À l'issue de la mise en œuvre de la totalité du dispositif, sans compromis sur l'exigence d'acquisition de savoirs scientifiques et techniques dans le domaine des technologies de l'information et de la communication, nous formerons des ingénieurs pleinement conscients des fondements, des leviers et des cadres économiques, sociologiques et juridiques… de la révolution numérique, avec au moins deux expériences de travail collectif de développement effectif d'une innovation répondant à un usage identifié, dont une allant jusqu'à la fourniture d'un démonstrateur et d'un business modèle d’affaire, dans le cadre d'un travail coopératif entre ingénieurs, managers et designers concepteurs.

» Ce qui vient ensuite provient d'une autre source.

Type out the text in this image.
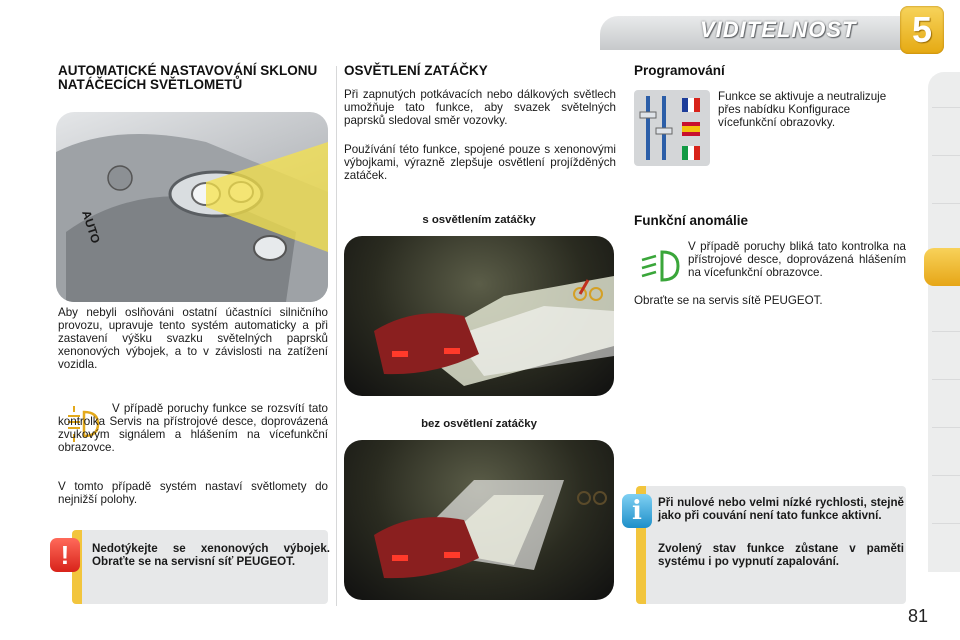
VIDITELNOST	5
AUTOMATICKÉ NASTAVOVÁNÍ SKLONU NATÁČECÍCH SVĚTLOMETŮ
AUTO

Aby nebyli oslňováni ostatní účastníci silničního provozu, upravuje tento systém automaticky a při zastavení výšku svazku světelných paprsků xenonových výbojek, a to v závislosti na zatížení vozidla.

V případě poruchy funkce se rozsvítí tato kontrolka Servis na přístrojové desce, doprovázená zvukovým signálem a hlášením na vícefunkční obrazovce.

V tomto případě systém nastaví světlomety do nejnižší polohy.

Nedotýkejte se xenonových výbojek. Obraťte se na servisní síť PEUGEOT.
!
OSVĚTLENÍ ZATÁČKY

Při zapnutých potkávacích nebo dálkových světlech umožňuje tato funkce, aby svazek světelných paprsků sledoval směr vozovky.

Používání této funkce, spojené pouze s xenonovými výbojkami, výrazně zlepšuje osvětlení projížděných zatáček.

s osvětlením zatáčky
bez osvětlení zatáčky
Programování

Funkce se aktivuje a neutralizuje přes nabídku Konfigurace vícefunkční obrazovky.

Funkční anomálie

V případě poruchy bliká tato kontrolka na přístrojové desce, doprovázená hlášením na vícefunkční obrazovce.

Obraťte se na servis sítě PEUGEOT.

Při nulové nebo velmi nízké rychlosti, stejně jako při couvání není tato funkce aktivní.
Zvolený stav funkce zůstane v paměti systému i po vypnutí zapalování.
i
81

En bref, ce sont 300 ingénieurs du numérique supplémentaires chaque année, innovants et entreprenants qui serviront au développement économique de notre pays …
 


Références

1 : Rapport public L’innovation : un enjeu majeur pour la France - Dynamiser la croissance des entreprises innovantes
Auteurs : Beylat Jean-Luc, Prunier Guillaume, Sachwald Frédérique, Tambourin Pierre
Editeur : Ministère du redressement productif : Ministère de l’enseignement supérieur et de la recherche
Date de remise : Juillet 2013 - 143 pages


Dans une économie de la connaissance, l’innovation est le moteur de la croissance, de la compétitivité et de l’emploi. Elle se matérialise par le développement économique d’une entreprise, souvent ancrée dans un territoire, et par la création d’emplois. Afin de dynamiser la croissance des entreprises innovantes, le rapport détaille 19 recommandations, articulées autour de quatre axes principaux : développer la culture de l’innovation et de l’entrepreneuriat, accroître l’impact économique de la recherche par le transfert, accompagner la croissance des entreprises innovantes et enfin mettre en place les instruments d’une politique publique de l’innovation.

 

2 : Institut Interdisciplinaire de l’Innovation
L’institut interdisciplinaire de l’innovation (i3) rassemble autour de la problématique de l’innovation plus de deux cents chercheurs (enseignants-chercheurs et doctorants) appartenant à Mines ParisTech, Télécom ParisTech et à Polytechnique. Les disciplines mobilisées sont l’économie, la gestion, la sociologie, la psychologie, l’ergonomie et les sciences de l’information et de la communication.

www.i-3.fr


 





L’auteur


Yves Poilane (1984) est directeur de Télécom ParisTech depuis août 2007. Cet Ingénieur général des Mines, est diplômé de l’École Polytechnique (79) et de Télécom ParisTech. Il est actuellement vice-président de l’association Pascaline, qui travaille à comprendre et anticiper l’évolution des métiers des STIC dans une coopération entre établissements d’enseignement et professionnels, et président de la commission internationale de la Conférence des Grandes Ecoles. De juillet 2012 à septembre 2013, Il fut également Président de ParisTech.